Olivier Muhire Kakoti, député provincial au Nord-Kivu, dit avoir entendu parler de cette démarche, qui vise à faire modifier cette loi sur les défenseurs des droits de l’homme. Il dit reconnaitre l’énormité du travail que mènent ces derniers et ce, de façon volontaire.
Il s’engage à accompagner les démarches visant à amender ce dispositif juridique une fois saisi officiellement, reconnaissant que la question de défense des droits de l’homme et de l’environnement est cruciale en cette période.
« Nous tous, nous savons l’importance de la défense des droits de l’homme et particulièrement la défense des droits environnementaux en RDC. Au Nord-Kivu, nous signalons la destruction de la biodiversité et les activistes s’impliquent pour la combattre. Je ferai de mon mieux pour soutenir leur démarche auprès de mes collègues députés nationaux, qui influencent directement l’adoption des lois », a-t-il dit à Mongabay.

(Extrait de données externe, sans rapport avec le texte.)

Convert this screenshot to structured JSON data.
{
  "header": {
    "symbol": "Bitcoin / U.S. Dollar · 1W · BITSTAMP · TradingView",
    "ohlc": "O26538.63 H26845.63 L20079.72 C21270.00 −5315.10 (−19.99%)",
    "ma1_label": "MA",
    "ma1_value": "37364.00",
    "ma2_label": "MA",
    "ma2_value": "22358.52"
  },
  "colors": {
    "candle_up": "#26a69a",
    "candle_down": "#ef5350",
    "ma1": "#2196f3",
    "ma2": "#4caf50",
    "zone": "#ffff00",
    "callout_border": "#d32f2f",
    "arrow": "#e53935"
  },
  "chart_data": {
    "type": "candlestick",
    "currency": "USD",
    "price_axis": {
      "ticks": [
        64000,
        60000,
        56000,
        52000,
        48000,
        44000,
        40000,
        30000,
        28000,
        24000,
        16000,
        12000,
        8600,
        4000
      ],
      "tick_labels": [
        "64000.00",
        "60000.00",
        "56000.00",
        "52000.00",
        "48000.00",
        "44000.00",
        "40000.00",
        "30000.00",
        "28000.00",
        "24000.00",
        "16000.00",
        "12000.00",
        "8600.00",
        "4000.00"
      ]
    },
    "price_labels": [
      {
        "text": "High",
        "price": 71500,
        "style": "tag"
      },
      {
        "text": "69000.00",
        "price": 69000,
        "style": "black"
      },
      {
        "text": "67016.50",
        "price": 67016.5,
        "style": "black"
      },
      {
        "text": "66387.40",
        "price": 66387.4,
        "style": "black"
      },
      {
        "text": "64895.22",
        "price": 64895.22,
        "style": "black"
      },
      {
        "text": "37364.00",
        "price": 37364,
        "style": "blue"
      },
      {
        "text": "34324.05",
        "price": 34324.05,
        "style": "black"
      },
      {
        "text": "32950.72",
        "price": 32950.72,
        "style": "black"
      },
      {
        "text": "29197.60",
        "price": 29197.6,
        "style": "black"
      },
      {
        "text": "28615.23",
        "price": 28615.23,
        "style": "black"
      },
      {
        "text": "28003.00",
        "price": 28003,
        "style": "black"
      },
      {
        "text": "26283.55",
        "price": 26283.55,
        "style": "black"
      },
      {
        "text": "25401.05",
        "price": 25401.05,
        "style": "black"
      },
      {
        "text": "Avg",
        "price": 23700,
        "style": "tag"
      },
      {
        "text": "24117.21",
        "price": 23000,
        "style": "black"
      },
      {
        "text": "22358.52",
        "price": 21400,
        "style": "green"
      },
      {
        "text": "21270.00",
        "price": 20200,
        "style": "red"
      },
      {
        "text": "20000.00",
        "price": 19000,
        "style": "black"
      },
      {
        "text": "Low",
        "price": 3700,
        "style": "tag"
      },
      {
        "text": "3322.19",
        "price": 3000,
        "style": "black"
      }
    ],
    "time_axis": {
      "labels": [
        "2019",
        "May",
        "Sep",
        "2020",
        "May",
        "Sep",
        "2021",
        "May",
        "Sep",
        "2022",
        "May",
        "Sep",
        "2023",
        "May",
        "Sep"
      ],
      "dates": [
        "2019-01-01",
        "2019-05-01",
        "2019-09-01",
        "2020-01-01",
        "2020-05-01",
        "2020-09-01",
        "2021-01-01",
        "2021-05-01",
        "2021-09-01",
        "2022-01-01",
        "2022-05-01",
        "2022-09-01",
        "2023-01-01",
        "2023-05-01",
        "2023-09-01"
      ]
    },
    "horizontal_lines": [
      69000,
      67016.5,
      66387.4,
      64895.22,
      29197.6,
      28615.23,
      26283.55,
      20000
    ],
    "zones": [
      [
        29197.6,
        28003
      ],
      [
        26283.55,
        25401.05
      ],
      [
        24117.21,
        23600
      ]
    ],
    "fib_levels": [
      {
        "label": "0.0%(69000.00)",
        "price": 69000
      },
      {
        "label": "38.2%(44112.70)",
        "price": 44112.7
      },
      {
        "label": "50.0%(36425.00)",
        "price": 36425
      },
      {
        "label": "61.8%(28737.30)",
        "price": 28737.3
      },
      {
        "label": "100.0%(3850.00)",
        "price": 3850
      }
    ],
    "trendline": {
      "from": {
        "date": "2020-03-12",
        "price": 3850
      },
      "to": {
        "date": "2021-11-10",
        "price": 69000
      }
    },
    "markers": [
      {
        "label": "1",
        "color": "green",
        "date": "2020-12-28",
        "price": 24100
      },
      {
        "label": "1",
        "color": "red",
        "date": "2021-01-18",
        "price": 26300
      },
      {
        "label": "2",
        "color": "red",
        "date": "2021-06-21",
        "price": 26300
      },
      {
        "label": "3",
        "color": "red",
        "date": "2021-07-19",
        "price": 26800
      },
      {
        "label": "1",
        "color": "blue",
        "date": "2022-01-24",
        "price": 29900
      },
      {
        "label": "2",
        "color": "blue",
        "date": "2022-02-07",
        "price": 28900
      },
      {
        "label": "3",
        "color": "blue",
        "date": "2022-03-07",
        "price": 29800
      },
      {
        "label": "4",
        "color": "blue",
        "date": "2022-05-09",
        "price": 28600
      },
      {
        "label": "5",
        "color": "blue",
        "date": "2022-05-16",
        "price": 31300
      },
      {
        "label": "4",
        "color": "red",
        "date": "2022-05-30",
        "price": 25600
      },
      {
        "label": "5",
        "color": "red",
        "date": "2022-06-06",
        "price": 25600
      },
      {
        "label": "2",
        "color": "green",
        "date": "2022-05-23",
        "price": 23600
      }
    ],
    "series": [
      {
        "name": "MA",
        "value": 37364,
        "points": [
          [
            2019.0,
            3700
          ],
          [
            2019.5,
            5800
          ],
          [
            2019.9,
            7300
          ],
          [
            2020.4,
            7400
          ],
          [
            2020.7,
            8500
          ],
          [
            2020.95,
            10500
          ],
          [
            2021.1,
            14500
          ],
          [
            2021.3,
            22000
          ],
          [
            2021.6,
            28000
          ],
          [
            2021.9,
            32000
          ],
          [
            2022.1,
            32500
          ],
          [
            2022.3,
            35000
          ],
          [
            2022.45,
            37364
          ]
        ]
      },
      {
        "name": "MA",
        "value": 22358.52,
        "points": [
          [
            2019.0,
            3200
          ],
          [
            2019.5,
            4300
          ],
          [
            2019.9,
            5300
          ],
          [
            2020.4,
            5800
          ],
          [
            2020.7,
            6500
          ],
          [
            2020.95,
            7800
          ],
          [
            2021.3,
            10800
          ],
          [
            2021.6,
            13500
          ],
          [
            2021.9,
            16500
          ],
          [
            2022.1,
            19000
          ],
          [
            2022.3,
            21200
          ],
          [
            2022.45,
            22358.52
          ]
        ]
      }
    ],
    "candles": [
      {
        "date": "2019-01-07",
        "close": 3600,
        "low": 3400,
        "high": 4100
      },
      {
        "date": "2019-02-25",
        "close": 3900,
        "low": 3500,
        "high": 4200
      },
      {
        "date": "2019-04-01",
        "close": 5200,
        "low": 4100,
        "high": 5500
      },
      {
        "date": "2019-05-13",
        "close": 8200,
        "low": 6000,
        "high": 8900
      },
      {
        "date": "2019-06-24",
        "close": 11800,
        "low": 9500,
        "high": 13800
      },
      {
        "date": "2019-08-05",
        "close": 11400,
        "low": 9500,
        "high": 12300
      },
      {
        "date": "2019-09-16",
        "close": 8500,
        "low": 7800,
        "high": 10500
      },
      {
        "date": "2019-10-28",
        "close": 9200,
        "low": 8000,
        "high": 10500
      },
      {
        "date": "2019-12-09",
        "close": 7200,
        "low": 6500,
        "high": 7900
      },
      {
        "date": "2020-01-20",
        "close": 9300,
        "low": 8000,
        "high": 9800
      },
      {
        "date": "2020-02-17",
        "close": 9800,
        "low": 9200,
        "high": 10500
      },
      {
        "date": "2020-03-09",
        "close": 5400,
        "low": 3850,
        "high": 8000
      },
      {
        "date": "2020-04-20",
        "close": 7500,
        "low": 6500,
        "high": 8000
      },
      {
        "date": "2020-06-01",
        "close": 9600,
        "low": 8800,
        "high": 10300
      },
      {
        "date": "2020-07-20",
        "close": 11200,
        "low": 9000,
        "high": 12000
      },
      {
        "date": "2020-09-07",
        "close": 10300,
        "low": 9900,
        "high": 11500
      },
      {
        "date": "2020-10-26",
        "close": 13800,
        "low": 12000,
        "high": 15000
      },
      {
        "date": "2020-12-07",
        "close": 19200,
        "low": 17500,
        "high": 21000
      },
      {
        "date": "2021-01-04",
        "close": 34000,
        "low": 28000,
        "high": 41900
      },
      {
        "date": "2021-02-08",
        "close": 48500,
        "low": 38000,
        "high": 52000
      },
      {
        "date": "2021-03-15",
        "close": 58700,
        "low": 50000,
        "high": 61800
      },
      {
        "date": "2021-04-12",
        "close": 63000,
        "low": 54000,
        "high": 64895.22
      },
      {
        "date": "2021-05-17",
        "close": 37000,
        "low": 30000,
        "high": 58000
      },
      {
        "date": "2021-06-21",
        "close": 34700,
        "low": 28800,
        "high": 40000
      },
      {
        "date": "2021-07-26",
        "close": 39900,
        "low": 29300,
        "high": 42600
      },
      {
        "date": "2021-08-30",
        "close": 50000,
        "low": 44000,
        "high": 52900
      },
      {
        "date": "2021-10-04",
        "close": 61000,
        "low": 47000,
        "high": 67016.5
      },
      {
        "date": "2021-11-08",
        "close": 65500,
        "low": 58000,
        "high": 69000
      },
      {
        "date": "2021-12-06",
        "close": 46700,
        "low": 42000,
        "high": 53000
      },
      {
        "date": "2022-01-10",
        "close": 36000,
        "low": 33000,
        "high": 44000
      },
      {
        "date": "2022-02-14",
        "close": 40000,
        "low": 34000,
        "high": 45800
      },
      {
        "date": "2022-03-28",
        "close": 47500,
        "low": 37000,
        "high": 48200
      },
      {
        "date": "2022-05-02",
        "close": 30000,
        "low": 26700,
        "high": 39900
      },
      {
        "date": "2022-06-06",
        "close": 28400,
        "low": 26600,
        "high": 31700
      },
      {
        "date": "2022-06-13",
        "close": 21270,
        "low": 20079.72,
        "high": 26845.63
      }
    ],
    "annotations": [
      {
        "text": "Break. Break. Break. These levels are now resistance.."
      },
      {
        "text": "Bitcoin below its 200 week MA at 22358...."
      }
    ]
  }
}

Ndoole Bahemuke dit avoir saisi la Cour constitutionnelle ainsi que certains élus députés nationaux. En plus de cela, sa pétition a déjà reçu plus de 20.000 signatures pour la cause.
Image de bannière : Déforestation près de Yangambi, en République Démocratique du Congo. Image Axel Fassio/CIFOR via Flickr (CC BY-NC-ND 2.0) .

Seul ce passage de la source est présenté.